食糧不足はいっそう深刻になっているらしい。北朝鮮は国際社会に支援を求めている。韓国の財閥、現代グループの鄭周永名誉会長は牛五百頭を贈ったさい、軍事境界線の板門店を通ることが認められた。
南北の緊張関係が緩和に向かうサインかと思われたところへ、今度は北朝鮮の潜水艇が韓国の沿岸で漁網にひっかかり、乗組員全員が死亡する事件が発生した。
この事件が在韓国連軍と朝鮮人民軍の将官会談で一応の決着を見た直後に、またしても北朝鮮の工作員とみられる遺体や水中推進機が発見された。
情勢がこのように揺れ動く中で、北朝鮮は、これまで凍結してきた核開発に再び取り組む動きを見せている。このことを改めて深刻に受け止めなければならない。

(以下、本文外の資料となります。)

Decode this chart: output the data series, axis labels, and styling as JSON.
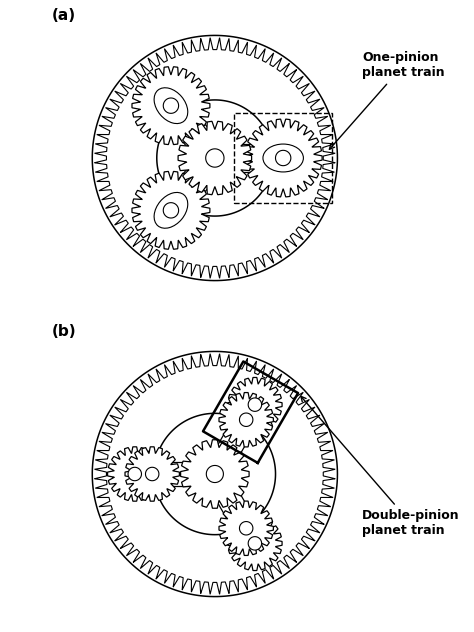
{
  "fig_width": 4.74,
  "fig_height": 6.32,
  "dpi": 100,
  "bg_color": "#ffffff",
  "label_a": "(a)",
  "label_b": "(b)",
  "annotation_a": "One-pinion\nplanet train",
  "annotation_b": "Double-pinion\nplanet train",
  "font_size_label": 11,
  "font_size_annot": 9
}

悪くすれば、北朝鮮が核開発をやめる代わりに、朝鮮半島エネルギー開発機構(KEDO)が軽水炉を建設するという枠組み自体が崩壊してしまうおそれがある。
KEDOは四年前の米朝ジュネーブ合意を受けて設立された。約四十六億ドルを費やして、北朝鮮に軽水炉二基を建設する計画だ。すでに基礎工事が完成しつつある。
費用は、韓国がその七割、日本が十億ドル、欧州連合(EU)が数千万ドルをそれぞれ負担することが決まった。しかし、残りの分担は決まっていない。

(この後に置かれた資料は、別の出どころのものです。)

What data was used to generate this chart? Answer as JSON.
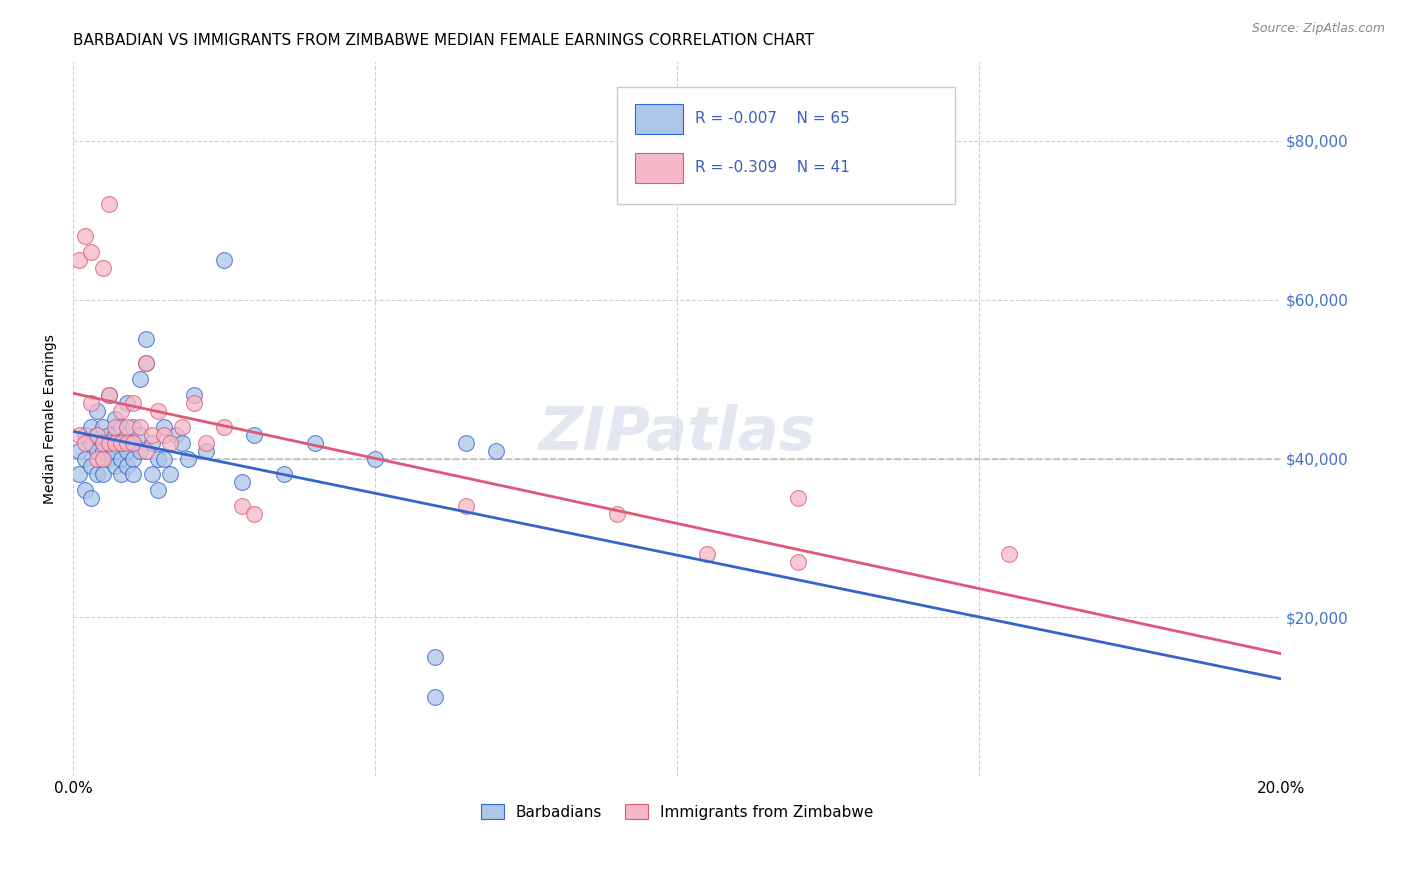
{
  "title": "BARBADIAN VS IMMIGRANTS FROM ZIMBABWE MEDIAN FEMALE EARNINGS CORRELATION CHART",
  "source": "Source: ZipAtlas.com",
  "xlabel_barbadian": "Barbadians",
  "xlabel_zimbabwe": "Immigrants from Zimbabwe",
  "ylabel": "Median Female Earnings",
  "legend_R_barbadian": "-0.007",
  "legend_N_barbadian": "65",
  "legend_R_zimbabwe": "-0.309",
  "legend_N_zimbabwe": "41",
  "color_barbadian": "#aec6e8",
  "color_zimbabwe": "#f4b8c8",
  "line_color_barbadian": "#3366cc",
  "line_color_zimbabwe": "#e05878",
  "line_color_dashed": "#b0b0b0",
  "xlim": [
    0,
    0.2
  ],
  "ylim": [
    0,
    90000
  ],
  "yticks": [
    20000,
    40000,
    60000,
    80000
  ],
  "ytick_labels": [
    "$20,000",
    "$40,000",
    "$60,000",
    "$80,000"
  ],
  "xticks": [
    0.0,
    0.05,
    0.1,
    0.15,
    0.2
  ],
  "xtick_labels": [
    "0.0%",
    "",
    "",
    "",
    "20.0%"
  ],
  "background_color": "#ffffff",
  "barbadian_x": [
    0.001,
    0.001,
    0.002,
    0.002,
    0.002,
    0.003,
    0.003,
    0.003,
    0.003,
    0.004,
    0.004,
    0.004,
    0.004,
    0.005,
    0.005,
    0.005,
    0.005,
    0.005,
    0.006,
    0.006,
    0.006,
    0.006,
    0.007,
    0.007,
    0.007,
    0.007,
    0.008,
    0.008,
    0.008,
    0.008,
    0.009,
    0.009,
    0.009,
    0.009,
    0.01,
    0.01,
    0.01,
    0.01,
    0.011,
    0.011,
    0.011,
    0.012,
    0.012,
    0.013,
    0.013,
    0.014,
    0.014,
    0.015,
    0.015,
    0.016,
    0.017,
    0.018,
    0.019,
    0.02,
    0.022,
    0.025,
    0.028,
    0.03,
    0.035,
    0.04,
    0.05,
    0.06,
    0.06,
    0.065,
    0.07
  ],
  "barbadian_y": [
    41000,
    38000,
    43000,
    40000,
    36000,
    42000,
    44000,
    39000,
    35000,
    41000,
    43000,
    38000,
    46000,
    42000,
    40000,
    38000,
    44000,
    41000,
    43000,
    40000,
    48000,
    42000,
    41000,
    39000,
    43000,
    45000,
    40000,
    42000,
    38000,
    44000,
    41000,
    39000,
    43000,
    47000,
    42000,
    40000,
    38000,
    44000,
    41000,
    50000,
    43000,
    52000,
    55000,
    42000,
    38000,
    36000,
    40000,
    44000,
    40000,
    38000,
    43000,
    42000,
    40000,
    48000,
    41000,
    65000,
    37000,
    43000,
    38000,
    42000,
    40000,
    10000,
    15000,
    42000,
    41000
  ],
  "zimbabwe_x": [
    0.001,
    0.001,
    0.002,
    0.002,
    0.003,
    0.003,
    0.004,
    0.004,
    0.005,
    0.005,
    0.005,
    0.006,
    0.006,
    0.006,
    0.007,
    0.007,
    0.008,
    0.008,
    0.009,
    0.009,
    0.01,
    0.01,
    0.011,
    0.012,
    0.012,
    0.013,
    0.014,
    0.015,
    0.016,
    0.018,
    0.02,
    0.022,
    0.025,
    0.028,
    0.03,
    0.065,
    0.09,
    0.105,
    0.12,
    0.12,
    0.155
  ],
  "zimbabwe_y": [
    65000,
    43000,
    68000,
    42000,
    47000,
    66000,
    40000,
    43000,
    64000,
    42000,
    40000,
    72000,
    42000,
    48000,
    42000,
    44000,
    42000,
    46000,
    42000,
    44000,
    42000,
    47000,
    44000,
    52000,
    41000,
    43000,
    46000,
    43000,
    42000,
    44000,
    47000,
    42000,
    44000,
    34000,
    33000,
    34000,
    33000,
    28000,
    27000,
    35000,
    28000
  ]
}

米国は、年間五十万トンの重油を提供すると約束した。だが、議会の反対が強く、北朝鮮への重油供与は、今年は予定の六割程度しか実行できない見通しだ。
これに反発した北朝鮮は、重油の遅配が続くなら、一カ月後に核燃料再処理施設の凍結を解除する、と六月中旬に米国に通告してきた。
KEDOの枠組みが崩れ、北朝鮮が核開発の道に進むようなら、朝鮮半島は再び戦争の危機に見舞われる。日本にとっても重大な事態である。
いまは、KEDOの枠組みを維持することがなによりも大切である。そのためにはまず米国が重油供与の約束を守るべきだ。議会の反対を理由に国際的な約束を履行しないのでは、威信に傷がつこう。
北朝鮮も、要求が通らないからといって「核凍結の解除」を脅しの手段に使うのはいけない。KEDOの崩壊でもっとも痛手を負うのは、北朝鮮自身なのだ。
韓国内では、北朝鮮に対して柔軟路線をとる金大中大統領を「生ぬるい」と批判する声が出ている。だが、大統領は「太陽政策を基本的に変えることはない」と表明している。
正しい選択である。「北風」を吹きつけても、北朝鮮はかたくなになるだけだ。当分は南北の共存こそが、朝鮮半島の平和の基礎となる。